‘Divergent’ brings more young adult literature clichés to the big screen

   Though “Divergent” was plagued with mixed reviews, it still managed to gross $55 million, making it the highest grossing young adult book to movie adaption since “Catching Fire.” The film opened March 21st and is currently in theaters. It stars Shailene Woodley, Theo James, Ashley Judd, and Kate Winslet. Photo courtesy of Ben Cohen.
Though “Divergent” was plagued with mixed reviews, it still managed to gross $55 million, making it the highest grossing young adult book to movie adaption since “Catching Fire.” The film opened March 21st and is currently in theaters. It stars Shailene Woodley, Theo James, Ashley Judd, and Kate Winslet. Photo courtesy of Ben Cohen.

After reading the book “Divergent,” by Veronica Roth, I changed my mind about it being a “Hunger Games” rip-off.  It was different, and surprisingly fresh when compared to other recent dystopian theme novels aimed at teenagers.

“Divergent” tells the story of a society where everything is split up into five factions of bravery, selflessness, peacefulness, honesty, and knowledge. Each year 16 year olds must take an aptitude test to figure out which faction they belong in.

I had high expectations for this movie to, especially after the critical success of “Catching Fire,” but unfortunately the film was much more of a “Twilight.” As in a mediocre film that will still make tons of money and become a full franchise.

Now it was not as bad as “Twilight.” All of the acting in the film was very strong actually.
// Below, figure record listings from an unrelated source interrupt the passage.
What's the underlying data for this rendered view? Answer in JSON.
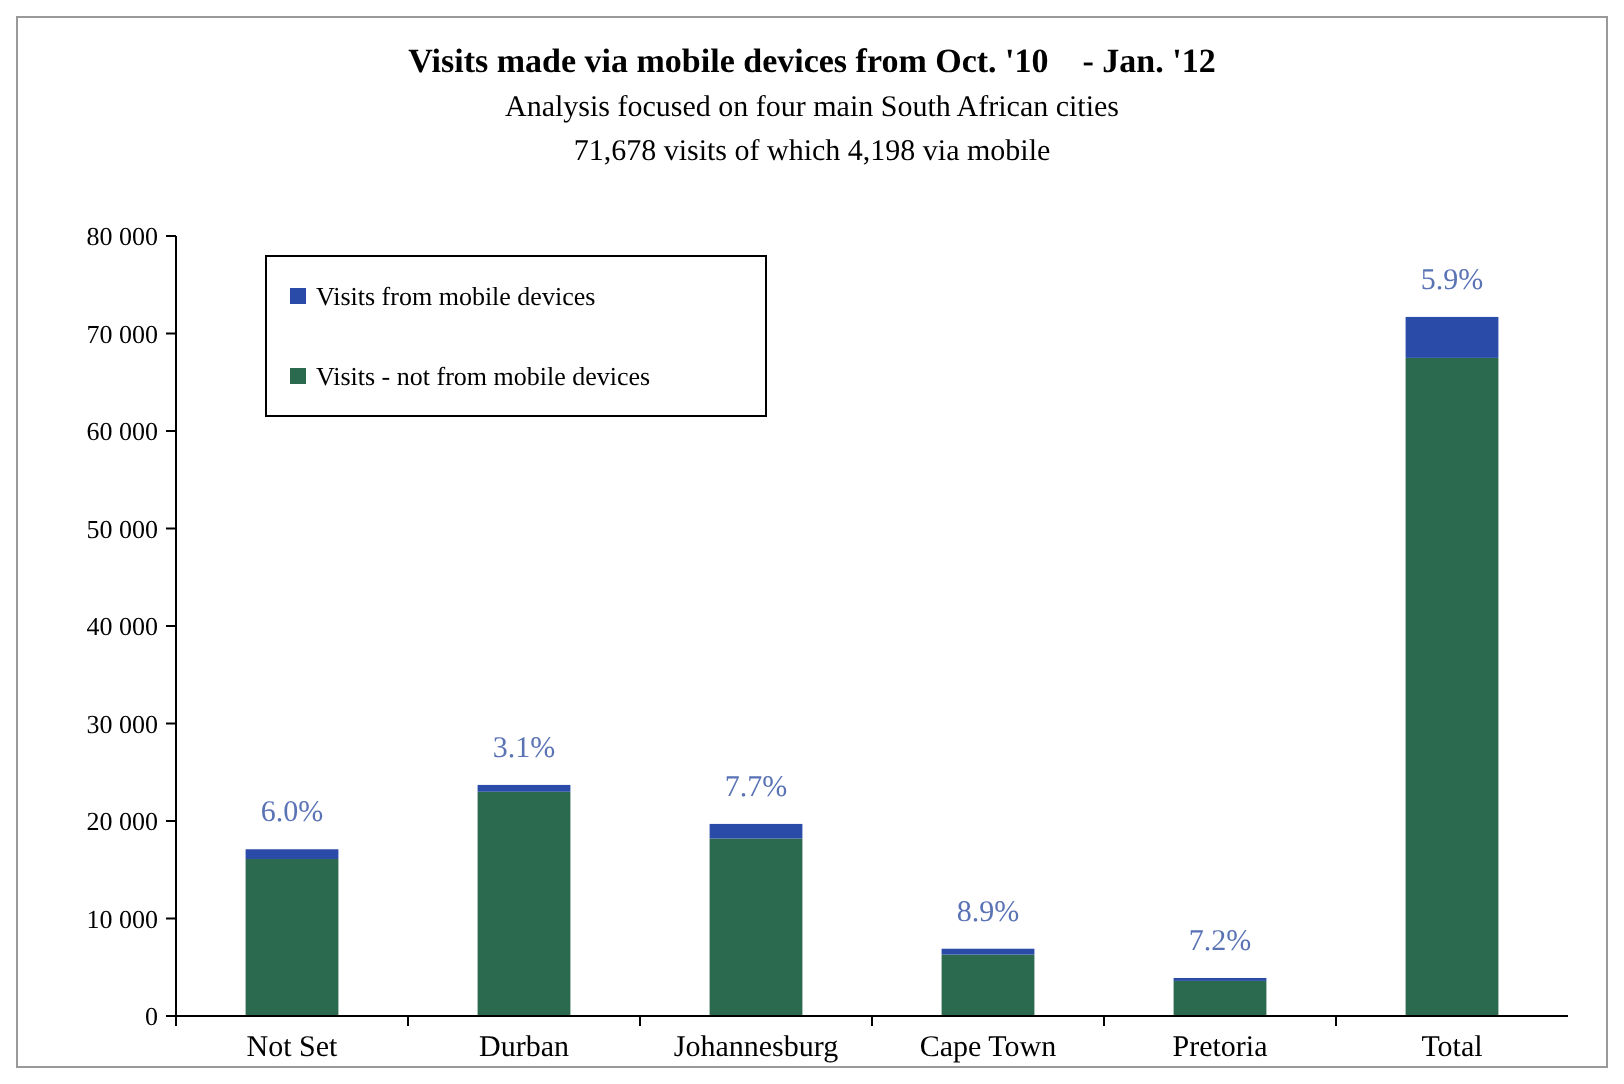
{
  "chart_data": {
    "type": "bar",
    "title": "Visits made via mobile devices from Oct. '10    - Jan. '12",
    "subtitle": "Analysis focused on four main South African cities\n71,678 visits of which 4,198 via mobile",
    "categories": [
      "Not Set",
      "Durban",
      "Johannesburg",
      "Cape Town",
      "Pretoria",
      "Total"
    ],
    "stacked": true,
    "series": [
      {
        "name": "Visits - not from mobile devices",
        "color": "#2b6a4f",
        "values": [
          16100,
          23000,
          18200,
          6300,
          3600,
          67500
        ]
      },
      {
        "name": "Visits from mobile devices",
        "color": "#2a4ba8",
        "values": [
          1000,
          700,
          1500,
          600,
          300,
          4200
        ]
      }
    ],
    "annotations": [
      {
        "text": "6.0%",
        "x": "Not Set",
        "y": 17100
      },
      {
        "text": "3.1%",
        "x": "Durban",
        "y": 23700
      },
      {
        "text": "7.7%",
        "x": "Johannesburg",
        "y": 19700
      },
      {
        "text": "8.9%",
        "x": "Cape Town",
        "y": 6900
      },
      {
        "text": "7.2%",
        "x": "Pretoria",
        "y": 3900
      },
      {
        "text": "5.9%",
        "x": "Total",
        "y": 71700
      }
    ],
    "ylim": [
      0,
      80000
    ],
    "yticks": [
      {
        "value": 0,
        "label": "0"
      },
      {
        "value": 10000,
        "label": "10 000"
      },
      {
        "value": 20000,
        "label": "20 000"
      },
      {
        "value": 30000,
        "label": "30 000"
      },
      {
        "value": 40000,
        "label": "40 000"
      },
      {
        "value": 50000,
        "label": "50 000"
      },
      {
        "value": 60000,
        "label": "60 000"
      },
      {
        "value": 70000,
        "label": "70 000"
      },
      {
        "value": 80000,
        "label": "80 000"
      }
    ],
    "grid": false,
    "legend": "top left"
  }
}
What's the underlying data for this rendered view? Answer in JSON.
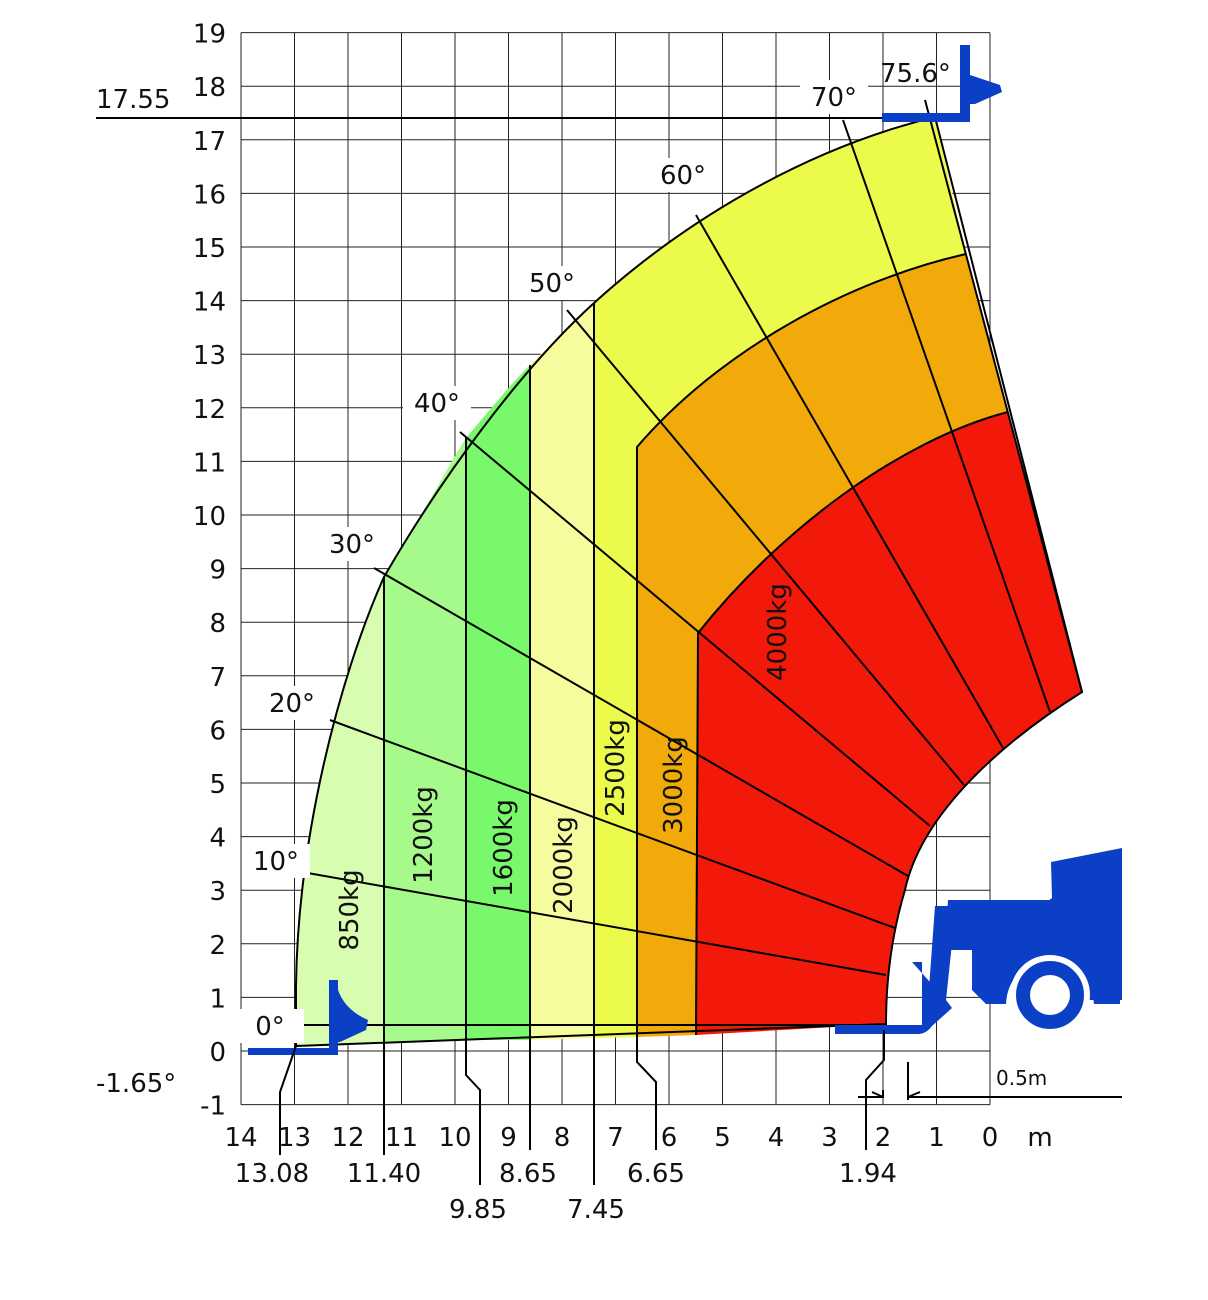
{
  "chart_data": {
    "type": "load-chart",
    "x_unit": "m",
    "xlim": [
      0,
      14
    ],
    "ylim": [
      -1,
      19
    ],
    "x_ticks": [
      14,
      13,
      12,
      11,
      10,
      9,
      8,
      7,
      6,
      5,
      4,
      3,
      2,
      1,
      0
    ],
    "y_ticks": [
      19,
      18,
      17,
      16,
      15,
      14,
      13,
      12,
      11,
      10,
      9,
      8,
      7,
      6,
      5,
      4,
      3,
      2,
      1,
      0,
      -1
    ],
    "max_height": "17.55",
    "min_angle": "-1.65°",
    "max_angle": "75.6°",
    "boom_angles": [
      "0°",
      "10°",
      "20°",
      "30°",
      "40°",
      "50°",
      "60°",
      "70°"
    ],
    "boundary_callouts": [
      "13.08",
      "11.40",
      "9.85",
      "8.65",
      "7.45",
      "6.65",
      "1.94"
    ],
    "scale_label": "0.5m",
    "zones": [
      {
        "capacity": "850kg",
        "x_from": 13.08,
        "x_to": 11.4,
        "color": "#d8fcb0"
      },
      {
        "capacity": "1200kg",
        "x_from": 11.4,
        "x_to": 9.85,
        "color": "#a6fa8c"
      },
      {
        "capacity": "1600kg",
        "x_from": 9.85,
        "x_to": 8.65,
        "color": "#78f86a"
      },
      {
        "capacity": "2000kg",
        "x_from": 8.65,
        "x_to": 7.45,
        "color": "#f6fc9e"
      },
      {
        "capacity": "2500kg",
        "x_from": 7.45,
        "x_to": 6.65,
        "color": "#ecfa4c"
      },
      {
        "capacity": "3000kg",
        "color": "#f2aa0a"
      },
      {
        "capacity": "4000kg",
        "color": "#f2180a"
      }
    ],
    "colors": {
      "machine": "#0a3fc6",
      "outline": "#000000"
    }
  }
}
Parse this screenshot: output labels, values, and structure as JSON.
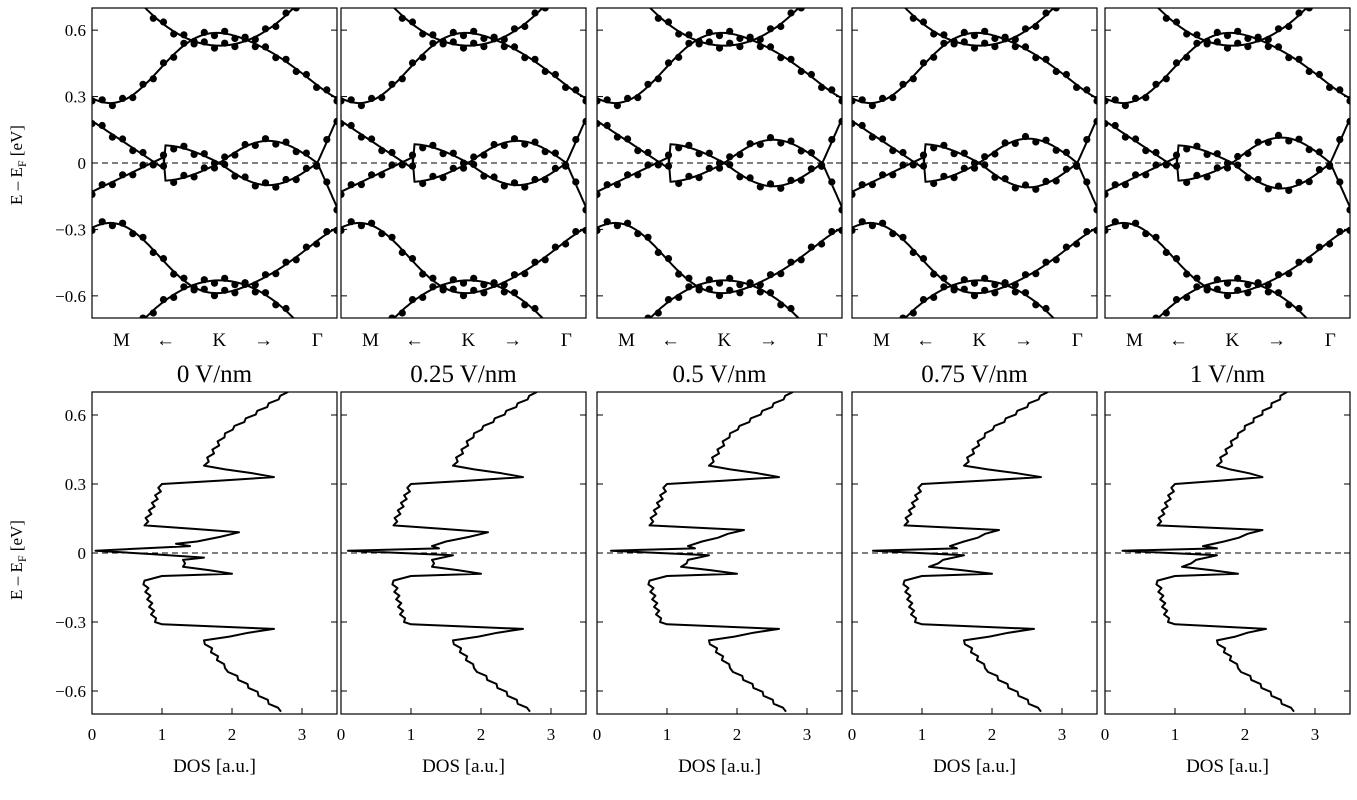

The actions scenes were also very well-choreographed.

The problem was the pacing. Scenes that were more important in the books were rushed so that they could get to the bland romance scenes, scenes that there were fewer of in the book.

Hollywood has been trying too hard to bring in female audiences by throwing in shirtless make out scenes and vomit inducing professions of love into their movies. I hate to continue the comparisons, but something that “The Hunger Games” movies have been doing well at is reducing the romance and focusing more on the characters.

“Divergent” had so much potential too. Strong cast, interesting storyline, but sadly took too many pages out of the “How to make a clichéd Hollywood movie” handbook.